Cuentan que el ladrón de velas permaneció colgado durante ocho horas antes de que desapareciera su última señal de vida. Johnston pasó a la Historia porque su ahorcamiento es el más prolongado del que se conserve registro.

Oí esta historia por primera vez en la “Caminata de los fantasmas de Edimburgo”, un recorrido a pie por los callejones y bóvedas de esa vieja ciudad europea (“History is a damn good story”, es el gancho para propios y extraños). Luego confronté esa versión con otra, muy parecida, en el Museo de los Cirujanos de la Universidad de Edimburgo; para rematar, me di una pasadita por la Enciclopedia de las ejecuciones escocesas, de Alex F. Young.

En una especie de delirio comparativo, me dediqué a observar las diversas aproximaciones humanas a la norma (sentir que la mítica estatua de Adam Smith, en Edimburgo, trata de hablar con los transeúntes…).

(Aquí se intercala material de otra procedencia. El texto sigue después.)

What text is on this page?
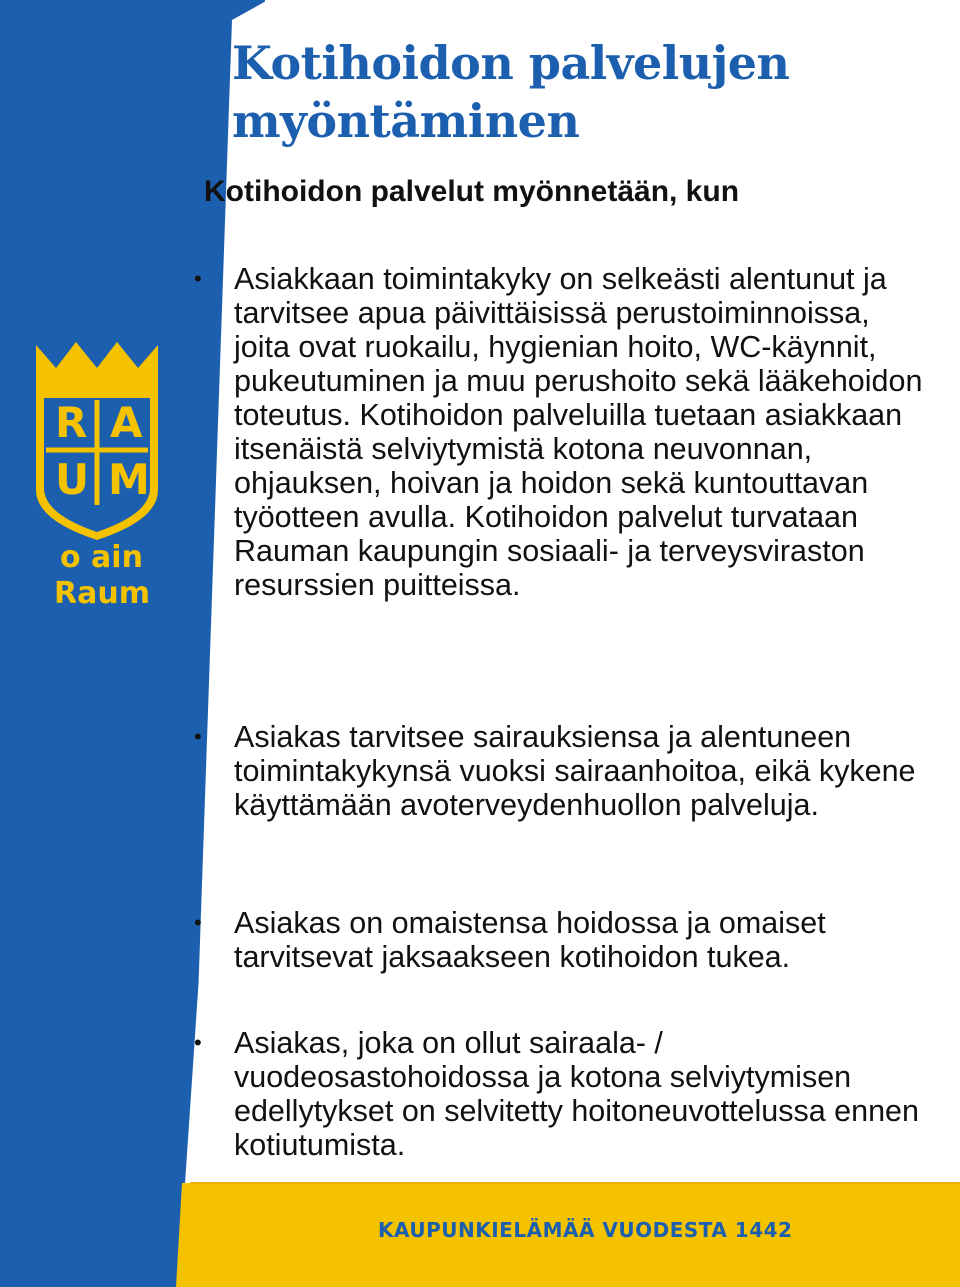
Kotihoidon palvelujen myöntäminen

Kotihoidon palvelut myönnetään, kun

• Asiakkaan toimintakyky on selkeästi alentunut ja tarvitsee apua päivittäisissä perustoiminnoissa, joita ovat ruokailu, hygienian hoito, WC-käynnit, pukeutuminen ja muu perushoito sekä lääkehoidon toteutus. Kotihoidon palveluilla tuetaan asiakkaan itsenäistä selviytymistä kotona neuvonnan, ohjauksen, hoivan ja hoidon sekä kuntouttavan työotteen avulla. Kotihoidon palvelut turvataan Rauman kaupungin sosiaali- ja terveysviraston resurssien puitteissa.
• Asiakas tarvitsee sairauksiensa ja alentuneen toimintakykynsä vuoksi sairaanhoitoa, eikä kykene käyttämään avoterveydenhuollon palveluja.
• Asiakas on omaistensa hoidossa ja omaiset tarvitsevat jaksaakseen kotihoidon tukea.
• Asiakas, joka on ollut sairaala- / vuodeosastohoidossa ja kotona selviytymisen edellytykset on selvitetty hoitoneuvottelussa ennen kotiutumista.
R A
U M
o ain
Raum
KAUPUNKIELÄMÄÄ VUODESTA 1442
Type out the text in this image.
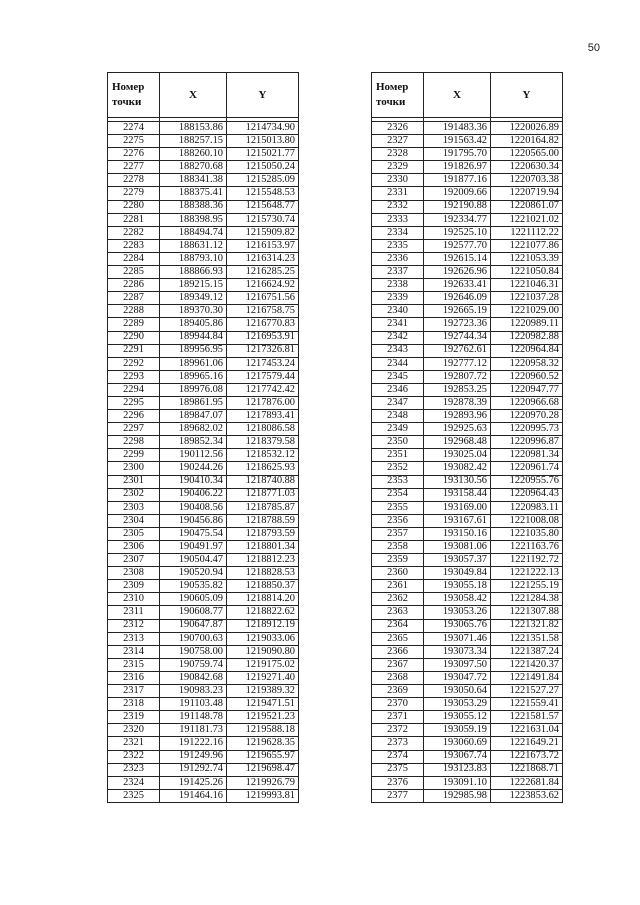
50
Номер
точки	X	Y

2274	188153.86	1214734.90
2275	188257.15	1215013.80
2276	188260.10	1215021.77
2277	188270.68	1215050.24
2278	188341.38	1215285.09
2279	188375.41	1215548.53
2280	188388.36	1215648.77
2281	188398.95	1215730.74
2282	188494.74	1215909.82
2283	188631.12	1216153.97
2284	188793.10	1216314.23
2285	188866.93	1216285.25
2286	189215.15	1216624.92
2287	189349.12	1216751.56
2288	189370.30	1216758.75
2289	189405.86	1216770.83
2290	189944.84	1216953.91
2291	189956.95	1217326.81
2292	189961.06	1217453.24
2293	189965.16	1217579.44
2294	189976.08	1217742.42
2295	189861.95	1217876.00
2296	189847.07	1217893.41
2297	189682.02	1218086.58
2298	189852.34	1218379.58
2299	190112.56	1218532.12
2300	190244.26	1218625.93
2301	190410.34	1218740.88
2302	190406.22	1218771.03
2303	190408.56	1218785.87
2304	190456.86	1218788.59
2305	190475.54	1218793.59
2306	190491.97	1218801.34
2307	190504.47	1218812.23
2308	190520.94	1218828.53
2309	190535.82	1218850.37
2310	190605.09	1218814.20
2311	190608.77	1218822.62
2312	190647.87	1218912.19
2313	190700.63	1219033.06
2314	190758.00	1219090.80
2315	190759.74	1219175.02
2316	190842.68	1219271.40
2317	190983.23	1219389.32
2318	191103.48	1219471.51
2319	191148.78	1219521.23
2320	191181.73	1219588.18
2321	191222.16	1219628.35
2322	191249.96	1219655.97
2323	191292.74	1219698.47
2324	191425.26	1219926.79
2325	191464.16	1219993.81
Номер
точки	X	Y

2326	191483.36	1220026.89
2327	191563.42	1220164.82
2328	191795.70	1220565.00
2329	191826.97	1220630.34
2330	191877.16	1220703.38
2331	192009.66	1220719.94
2332	192190.88	1220861.07
2333	192334.77	1221021.02
2334	192525.10	1221112.22
2335	192577.70	1221077.86
2336	192615.14	1221053.39
2337	192626.96	1221050.84
2338	192633.41	1221046.31
2339	192646.09	1221037.28
2340	192665.19	1221029.00
2341	192723.36	1220989.11
2342	192744.34	1220982.88
2343	192762.61	1220964.84
2344	192777.12	1220958.32
2345	192807.72	1220960.52
2346	192853.25	1220947.77
2347	192878.39	1220966.68
2348	192893.96	1220970.28
2349	192925.63	1220995.73
2350	192968.48	1220996.87
2351	193025.04	1220981.34
2352	193082.42	1220961.74
2353	193130.56	1220955.76
2354	193158.44	1220964.43
2355	193169.00	1220983.11
2356	193167.61	1221008.08
2357	193150.16	1221035.80
2358	193081.06	1221163.76
2359	193057.37	1221192.72
2360	193049.84	1221222.13
2361	193055.18	1221255.19
2362	193058.42	1221284.38
2363	193053.26	1221307.88
2364	193065.76	1221321.82
2365	193071.46	1221351.58
2366	193073.34	1221387.24
2367	193097.50	1221420.37
2368	193047.72	1221491.84
2369	193050.64	1221527.27
2370	193053.29	1221559.41
2371	193055.12	1221581.57
2372	193059.19	1221631.04
2373	193060.69	1221649.21
2374	193067.74	1221673.72
2375	193123.83	1221868.71
2376	193091.10	1222681.84
2377	192985.98	1223853.62
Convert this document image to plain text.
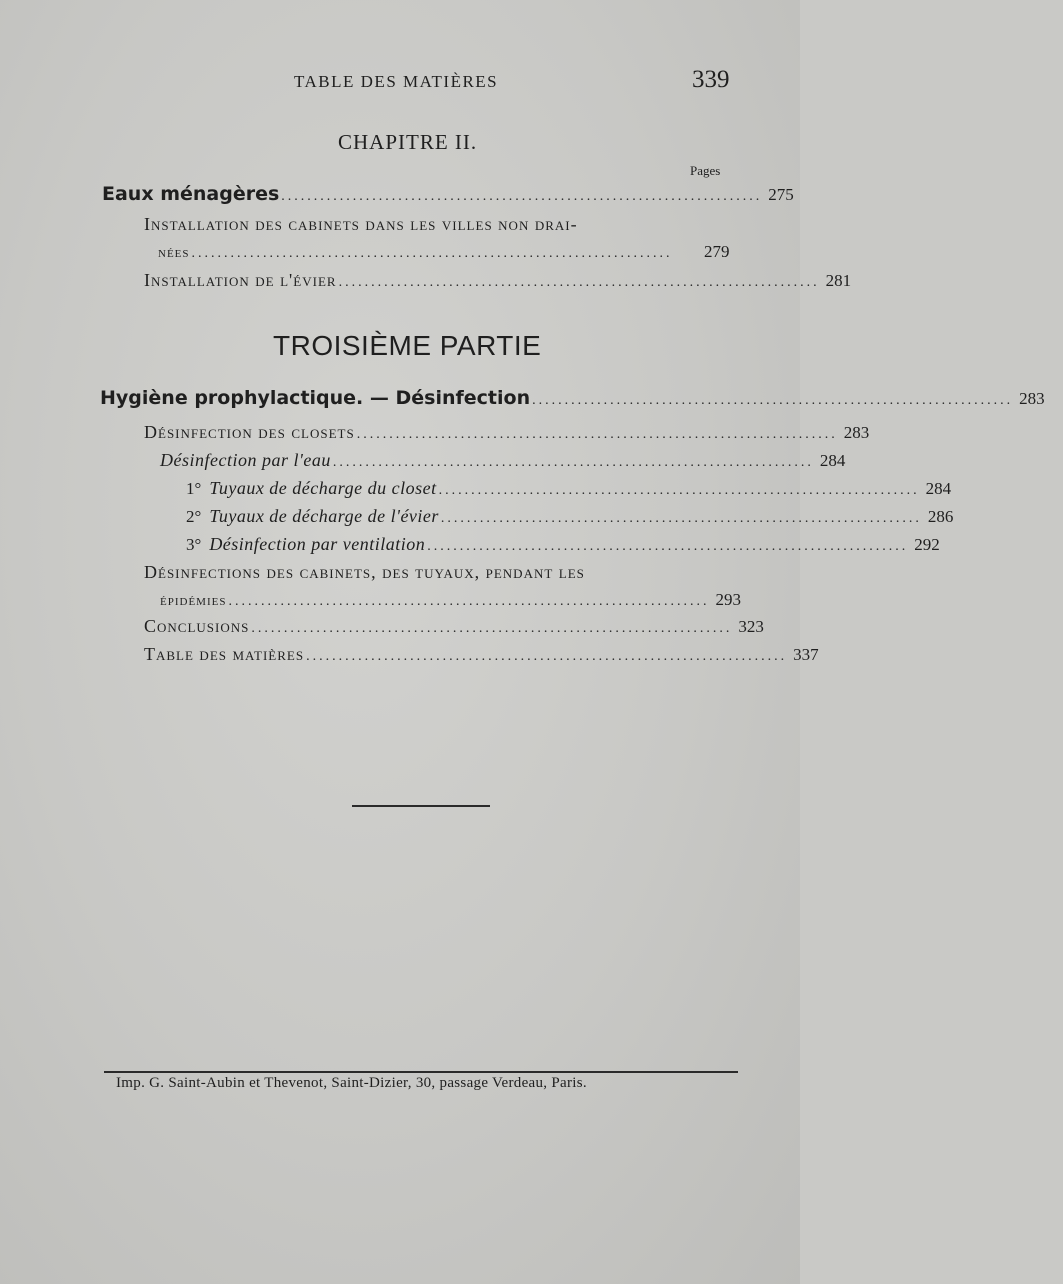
TABLE DES MATIÈRES	339
CHAPITRE II.
Pages
Eaux ménagères .......................................................................... 275
Installation des cabinets dans les villes non drai-
nées ..........................................................................	279
Installation de l'évier .......................................................................... 281
TROISIÈME PARTIE
Hygiène prophylactique. — Désinfection .......................................................................... 283
Désinfection des closets .......................................................................... 283
Désinfection par l'eau .......................................................................... 284
1° Tuyaux de décharge du closet .......................................................................... 284
2° Tuyaux de décharge de l'évier .......................................................................... 286
3° Désinfection par ventilation .......................................................................... 292
Désinfections des cabinets, des tuyaux, pendant les
épidémies .......................................................................... 293
Conclusions .......................................................................... 323
Table des matières .......................................................................... 337
Imp. G. Saint-Aubin et Thevenot, Saint-Dizier, 30, passage Verdeau, Paris.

De regreso en casa, un compañero de trabajo me advirtió sobre un video viral de una señora con aspiraciones de verdugo previctoriano, con su propio Johnston a la criolla: condenado y humillado, en el patíbulo de las redes sociales. Una lapidación copiosa en “like” y “RT”.

Esa superioridad (trastabillante) que confiere la academia, intenta convencerme de que soy “distinta” porque no vi el video completo, porque me negué a darle un clic. Y heme aquí: hurgando, a la zaga de otros patíbulos, de otras multitudes, de otros verdugos. En lo mismo.

Los obsesionados con las historias pretéritas (con frecuencia grotescas) incurrimos en una suerte de “like” anacrónico. Al reproducirlas, nos convertimos en “RT”.